The Sikh and Pakistani refugees are the first group to accept the Chinese refugees' invitation to join their protest.
But Refugees Council president Dr Nagalingam Rasalingam said the hunger strikers should accept that they had no chance of winning a blanket amnesty for refugees.
He wants them to go home and take up the offer by Immigration Minister Lianne Dalziel to personally review the cases of failed refugee applicants who meet any of the amnesty criteria.
Dr Rasalingam is supported by Auckland Mayor Christine Fletcher, who called the partial amnesty unfair and inconsistent.
She said Auckland mayors would take up the protesters' case with the Government if they gave up the hunger strike.

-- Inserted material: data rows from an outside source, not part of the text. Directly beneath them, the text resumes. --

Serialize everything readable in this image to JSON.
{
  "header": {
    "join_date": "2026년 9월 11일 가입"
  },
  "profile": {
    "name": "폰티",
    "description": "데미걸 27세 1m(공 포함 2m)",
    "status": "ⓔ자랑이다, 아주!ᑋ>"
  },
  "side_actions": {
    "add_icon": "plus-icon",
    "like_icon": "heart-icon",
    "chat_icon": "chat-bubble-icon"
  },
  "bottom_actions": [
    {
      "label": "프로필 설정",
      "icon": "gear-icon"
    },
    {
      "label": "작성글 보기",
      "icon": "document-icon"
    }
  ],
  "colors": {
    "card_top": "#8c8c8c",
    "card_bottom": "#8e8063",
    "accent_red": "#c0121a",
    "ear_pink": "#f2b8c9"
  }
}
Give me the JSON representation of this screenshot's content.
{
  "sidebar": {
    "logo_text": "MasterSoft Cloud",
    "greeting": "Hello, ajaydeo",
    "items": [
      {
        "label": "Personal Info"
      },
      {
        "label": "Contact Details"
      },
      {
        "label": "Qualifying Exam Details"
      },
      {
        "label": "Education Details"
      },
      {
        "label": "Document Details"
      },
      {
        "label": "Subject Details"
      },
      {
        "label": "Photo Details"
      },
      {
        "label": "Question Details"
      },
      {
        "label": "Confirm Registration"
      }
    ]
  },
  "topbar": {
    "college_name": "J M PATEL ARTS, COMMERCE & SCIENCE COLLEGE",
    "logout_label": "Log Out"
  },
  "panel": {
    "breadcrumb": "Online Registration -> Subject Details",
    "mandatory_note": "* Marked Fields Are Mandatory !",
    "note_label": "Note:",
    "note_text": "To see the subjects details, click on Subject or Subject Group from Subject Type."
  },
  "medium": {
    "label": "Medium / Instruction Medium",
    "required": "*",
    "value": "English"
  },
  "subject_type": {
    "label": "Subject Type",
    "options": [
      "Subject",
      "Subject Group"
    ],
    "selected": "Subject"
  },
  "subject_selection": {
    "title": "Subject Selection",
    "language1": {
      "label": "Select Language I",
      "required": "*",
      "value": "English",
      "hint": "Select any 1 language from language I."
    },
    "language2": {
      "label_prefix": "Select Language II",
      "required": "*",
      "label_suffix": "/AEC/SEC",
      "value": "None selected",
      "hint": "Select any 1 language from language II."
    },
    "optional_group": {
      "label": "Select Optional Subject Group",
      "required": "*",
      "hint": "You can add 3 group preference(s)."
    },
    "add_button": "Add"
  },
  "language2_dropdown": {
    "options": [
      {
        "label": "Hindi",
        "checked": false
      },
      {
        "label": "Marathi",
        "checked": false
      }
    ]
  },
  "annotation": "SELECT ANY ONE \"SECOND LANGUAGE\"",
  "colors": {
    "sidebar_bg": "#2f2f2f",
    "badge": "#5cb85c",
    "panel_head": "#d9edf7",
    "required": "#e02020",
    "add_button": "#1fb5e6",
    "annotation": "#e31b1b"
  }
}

"It is my hope that the Government will demonstrate humanity and equality by reconsidering its policy," she said.
"The prospect of thousands of people being removed from New Zealand has created a vulnerable situation."
Spokesman James Pan said the hunger strikers would protest until someone from the Government came to talk them.
They were cold, wet and worried about their futures, but were buoyed by public support and the Sikhs and Pakistanis.
Under immigration laws that took effect yesterday, refugee overstayers who do not apply for a review can be picked up by immigration officers and sent home the same day.
The amnesty is aimed at "well-settled" overstayers who arrived before October 1, 1999, and by September 18, 2000, were married or in a settled relationship with a New Zealand citizen or resident, had a New Zealand-born child, or had been in the country for five years.
They have until March 30 to apply for residency.